A review of recent literature regarding colorectal polyps demonstrates an estimated detected prevalence of 6.1% overall and 12.0% among those with lower gastrointestinal bleeding during pediatric colonoscopy. Non-Caucasian races (e.g., black and Hispanic) are at higher risk for colorectal polyps in childhood. Recent data show juvenile polyps may recur in approximately 45% of children with multiple polyps and 17% of children with solitary polyps. A clinical trial showed that celecoxib, a cyclooxygenase (COX)-2 inhibitor, significantly reduced the number of colorectal polyps in children with familial adenomatous polyposis (FAP). Ethical challenges related to genetic tests for FAP have been newly examined. The utility of novel endoscopic techniques (e.g., enteroscopy) in Peutz-Jeghers Syndrome to prevent intussusception have been newly described.

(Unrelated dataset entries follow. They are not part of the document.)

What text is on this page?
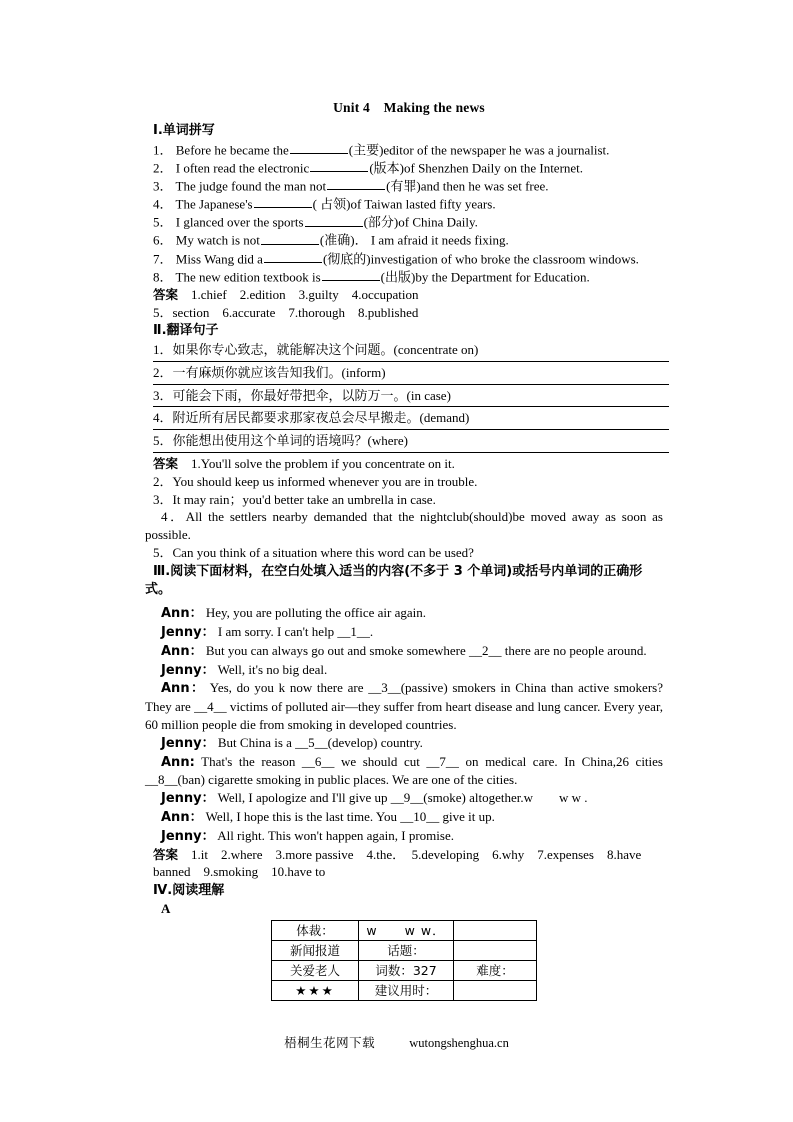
Unit 4　Making the news
Ⅰ.单词拼写
1． Before he became the	(主要)editor of the newspaper he was a journalist.
2． I often read the electronic	(版本)of Shenzhen Daily on the Internet.
3． The judge found the man not	(有罪)and then he was set free.
4． The Japanese's	( 占领)of Taiwan lasted fifty years.
5． I glanced over the sports	(部分)of China Daily.
6． My watch is not	(准确)． I am afraid it needs fixing.
7． Miss Wang did a	(彻底的)investigation of who broke the classroom windows.
8． The new edition textbook is	(出版)by the Department for Education.
答案　 1.chief　2.edition　3.guilty　4.occupation
5．section　6.accurate　7.thorough　8.published
Ⅱ.翻译句子
1．如果你专心致志，就能解决这个问题。(concentrate on)
2．一有麻烦你就应该告知我们。(inform)
3．可能会下雨，你最好带把伞，以防万一。(in case)
4．附近所有居民都要求那家夜总会尽早搬走。(demand)
5．你能想出使用这个单词的语境吗？(where)
答案　 1.You'll solve the problem if you concentrate on it.
2．You should keep us informed whenever you are in trouble.
3．It may rain；you'd better take an umbrella in case.
4．All the settlers nearby demanded that the nightclub(should)be moved away as soon as possible.
5．Can you think of a situation where this word can be used?
Ⅲ.阅读下面材料，在空白处填入适当的内容(不多于 3 个单词)或括号内单词的正确形式。
Ann： Hey, you are polluting the office air again.
Jenny： I am sorry. I can't help __1__.
Ann： But you can always go out and smoke somewhere __2__ there are no people around.
Jenny： Well, it's no big deal.
Ann： Yes, do you k now there are __3__(passive) smokers in China than active smokers? They are __4__ victims of polluted air—they suffer from heart disease and lung cancer. Every year, 60 million people die from smoking in developed countries.
Jenny： But China is a __5__(develop) country.
Ann: That's the reason __6__ we should cut __7__ on medical care. In China,26 cities __8__(ban) cigarette smoking in public places. We are one of the cities.
Jenny： Well, I apologize and I'll give up __9__(smoke) altogether.w　　w w .
Ann： Well, I hope this is the last time. You __10__ give it up.
Jenny： All right. This won't happen again, I promise.
答案　 1.it　2.where　3.more passive　4.the．　5.developing　6.why　7.expenses　8.have
banned　9.smoking　10.have to
Ⅳ.阅读理解
A
体裁：	w　　w w．	
新闻报道	话题：	
关爱老人	词数：327	难度：
★★★	建议用时：	
梧桐生花网下载	wutongshenghua.cn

Although colorectal polyps in children are generally benign and easily removed, careful clinical evaluation and ongoing research are needed to identify the small proportion of children at risk for cancer. The current paradigm of using the polyp number at presentation as a primary determinant of subsequent surveillance may be inadequate for many patients.
结直肠息肉是儿童胃肠道出血的常见原因。本综述更新了结直肠息肉的信息,并总结了近年来大肠息肉遗传学、诊断和治疗方面的进展。
对有关结直肠息肉的最新文献进行综述,结果显示在儿童结肠镜检查中,总体上有 6.1%的患者和有下消化道出血的患者中 12.0%的患者存在结直肠息肉。非白种人(如黑人和西班牙裔)在儿童时期患结直肠息肉的风险更高。最近的数据表明,青少年息肉在多发性息肉的患儿中约有 45%、在单发息肉的患儿中约有 17%会复发。一项临床试验表明,环氧化酶(COX)-2 抑制剂塞来昔布可显著减少家族性腺瘤性息肉病(FAP)患儿的结直肠息肉数量。最近还对与 FAP 基因检测相关的伦理挑战进行了新的研究。新型内镜技术(如小肠镜)在预防 Peutz-Jeghers 综合征肠套叠方面的应用也有新的描述。
虽然儿童结直肠息肉通常是良性的且易于切除,但仍需仔细的临床评估和持续的研究,以确定一小部分有癌症风险的患儿。目前以息肉数量作为后续监测主要决定因素的模式可能并不适用于许多患者。